As we all know by now, the genius of the Wii isn’t in the graphics, it’s in the gameplay. Whether it’s rolling a bowling ball or swinging a bat in Wii Sports, swinging the golf club in Tiger Woods Golf, or throwing the football in Madden NFL, the natural gameplay allowed by the Wiimote has brought gaming to another level of fun for even the casual player.
What is also great is how this advance has freed game developers to create new titles based on concepts that previously would not have created much excitement when confined to a standard controller. One good example is Playground, from Electronic Arts (EA).
The setting is a school playground, and the hook is playing classic playground games (mostly) using the Wiimote, to collect marbles and stickers to unlock advanced moves and open new play areas. The classic games include Dodgeball, Tetherball, and Wallball, which all utilize the Wiimote in interesting ways; and the not-so-classic games, such as Kicks (think volleyball + soccer), Slot Car Racing, Paper Racers (flying paper airplanes for distance and points), and Dart Shootout.

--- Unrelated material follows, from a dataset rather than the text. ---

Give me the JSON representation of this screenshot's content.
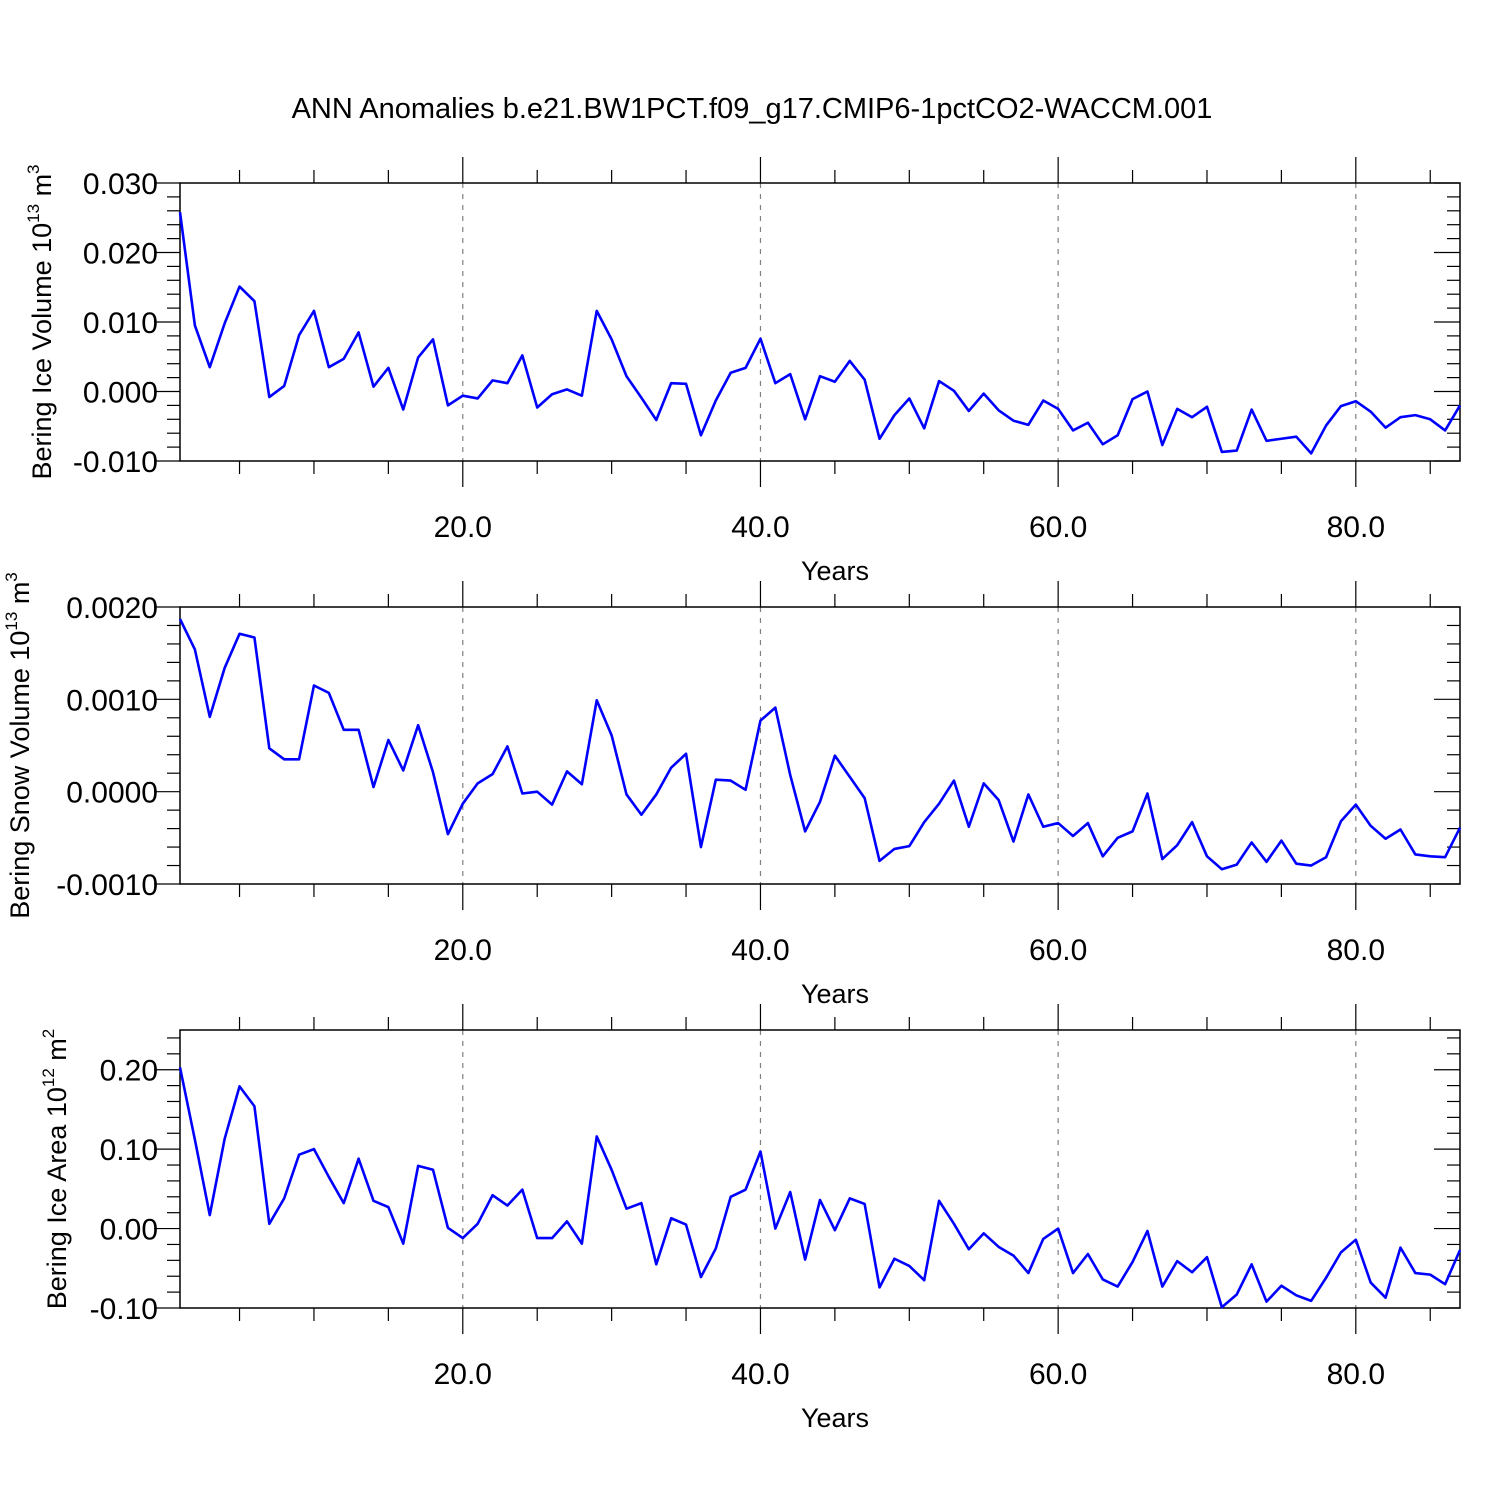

The players are cartoon-character kids, each with their own skilla. You walk your kid around the playground, picking games to play, or taking dares to challenge other kids and win their marbles. The graphics are typical for the Wii – nothing fancy, but nicely animated, and the gameplay is very enjoyable, each game calling for interesting use of the Wiimote. As I said, there’s no way they could make these games work on standard platforms: could you ever imagine playing Tetherball with a Sixaxis controller? But with the Wiimote, it’s a ton of fun.
All in all, this is another fun title that shows off what is best about the Wii. It’s not about high-resolution first-person shooters, where every blade of grass is rendered perfectly; it’s about enjoyable gameplay that can be shared with family and friends. My kids and I had a blast playing it.
Wired: Innovative, family-friendly gameplay with a fun setting and interesting challenges
Tired: Some of the game choices are odd: who ever played slot-cars on a playground?